Me confieso aturdido al ver el placer reflejado en el rostro de tantos que miran y comentan la violencia que se expone en todas las realidades imaginables posibles de nuestras existencias.
Y afirmo aquí, muy entre nos, que siempre me he sentido lejano a las peleas entre esos que llamamos distanciadamente animales, por las razones que su misma naturaleza impone, o planificadas por el hombre, en la maldad, la avaricia o el mórbido goce que pudiera desprenderse de esas aberraciones. Al mismo tiempo he ido perdiendo el gusto por todos los deportes o competencias que incluyan el enfrentamiento físico, cuerpo a cuerpo, entre seres humanos. Ya no invierto mi tiempo en esas “justas” o combates. Con el ejercicio de la realidad ya me es bastante.
Reconozco por otra parte, pobre de mí, el poder que históricamente ha tenido sobre la humanidad esa pasión sangrienta para mirar en público o de reojo complacido y complaciente, ese contagio por la violencia desmedida, la crueldad permisada, con la que se alimenta hasta a nuestros nietos e hijos desde que respiran a través de todo lo que les rodea, incluyendo por supuesto a cuanto adminículo electrónico se tenga o no se tenga a mano.
Otra cosa podría ser lo que se encierra bajo el título de tauromaquia, milenario enfrentamiento, en encierro, entre el hombre y el toro.

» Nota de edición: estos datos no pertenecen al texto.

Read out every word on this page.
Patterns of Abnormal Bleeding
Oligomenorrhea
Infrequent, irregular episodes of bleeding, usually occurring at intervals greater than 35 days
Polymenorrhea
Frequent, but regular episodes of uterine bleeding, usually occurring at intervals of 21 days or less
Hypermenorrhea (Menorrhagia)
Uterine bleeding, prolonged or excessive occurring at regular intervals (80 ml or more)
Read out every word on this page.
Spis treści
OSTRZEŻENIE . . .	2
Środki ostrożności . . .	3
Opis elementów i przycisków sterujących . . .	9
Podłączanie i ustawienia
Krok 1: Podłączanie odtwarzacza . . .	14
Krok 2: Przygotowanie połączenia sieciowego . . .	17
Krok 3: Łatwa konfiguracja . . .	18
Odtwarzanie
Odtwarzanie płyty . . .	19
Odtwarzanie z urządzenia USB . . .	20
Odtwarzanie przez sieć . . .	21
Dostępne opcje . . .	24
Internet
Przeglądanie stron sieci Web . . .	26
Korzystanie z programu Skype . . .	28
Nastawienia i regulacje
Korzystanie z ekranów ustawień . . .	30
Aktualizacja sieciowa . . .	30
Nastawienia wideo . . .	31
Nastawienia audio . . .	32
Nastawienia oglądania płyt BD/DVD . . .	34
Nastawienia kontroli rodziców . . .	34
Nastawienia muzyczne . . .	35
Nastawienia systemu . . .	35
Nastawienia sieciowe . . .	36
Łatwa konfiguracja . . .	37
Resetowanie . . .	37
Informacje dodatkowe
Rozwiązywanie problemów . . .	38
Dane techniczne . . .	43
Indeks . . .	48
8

Vienen a mi memoria dispersa los dibujos de Goya, o de Botero, o la última escena del libro Confesiones del estafador Felix Krull de Thomas Mann, o aquél otro Muerte en la tarde de Ernest Hemingway, y tantos más que quedo atribulado de mi exiguo resumen.
Traigo todo esto al ruedo que me convoca la escritura, buscando en los libros del recién fallecido Antonio Caballero, quien dedicó buena parte de su vida a diseccionar a Colombia, a decirla a través de su escritura, bien sea en el campo de la novela, de los cuentos, de la opinión o de la caricatura.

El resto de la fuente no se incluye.